In a rather brief press release, the company says they have transferred their shares in Dynabook to Sharp. Toshiba says they have transferred the 19.9% of the outstanding shares in Dynabook which makes the latter a wholly owned subsidiary of Sharp.
“On June 30, 2020, under the terms of the share purchase agreement, Sharp exercised a call option for the remaining outstanding shares of Dynabook held by Toshiba, and Toshiba has completed procedures for their transfer,” Toshiba says.
In June 2018, Toshiba transferred 80.1% of outstanding shares of Toshiba Client Solutions Co Ltd (TCS) which was their wholly owned subsidiary in the PC business. TCS changed its name to Dynabook in January 2019.
This announcement is an end to Toshiba’s 35 years in the laptop business. They made their first laptop in 1985 which was called the T1100. It had a 3.5 inch floppy drive, 256k of memory and rechargeable batteries.
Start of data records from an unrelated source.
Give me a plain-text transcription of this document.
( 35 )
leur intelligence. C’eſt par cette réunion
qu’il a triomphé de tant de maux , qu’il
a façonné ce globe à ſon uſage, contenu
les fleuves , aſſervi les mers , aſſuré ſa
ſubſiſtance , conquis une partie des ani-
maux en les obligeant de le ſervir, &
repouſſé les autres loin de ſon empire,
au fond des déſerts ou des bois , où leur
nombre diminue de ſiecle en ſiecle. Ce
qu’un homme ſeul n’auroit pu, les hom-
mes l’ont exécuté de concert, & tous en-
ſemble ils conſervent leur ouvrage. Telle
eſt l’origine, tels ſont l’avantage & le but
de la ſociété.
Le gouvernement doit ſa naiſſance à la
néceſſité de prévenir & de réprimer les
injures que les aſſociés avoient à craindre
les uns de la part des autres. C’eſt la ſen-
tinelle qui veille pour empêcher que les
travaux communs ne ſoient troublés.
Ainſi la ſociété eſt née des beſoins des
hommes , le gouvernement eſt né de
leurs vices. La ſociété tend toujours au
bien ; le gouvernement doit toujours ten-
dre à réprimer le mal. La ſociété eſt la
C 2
The company was really successful in the 90s and early 200s where they were among the top PC manufacturers. Their Satellite range was a workhorse and the Protégé range were small workhorses and they made Toshiba lead the market share during this time.
Toshibas were so popular in Kenya too. There was a time you could easily get a Toshiba laptop in Kenya and people would prefer them over HPs and Dells. I used to own a Tecra and I loved its features like a fingerprint scanner, trackpad plus its numerous accessories like ethernet cables, phone lines and a laptop case, which is unheard of in today’s world.
However as the PC market contracted, Dell and HP dominated PC sales in the 2010s. The company ended up selling 80.1% of their laptop business to Sharp for only $36 million, a pittance of what it used to be before.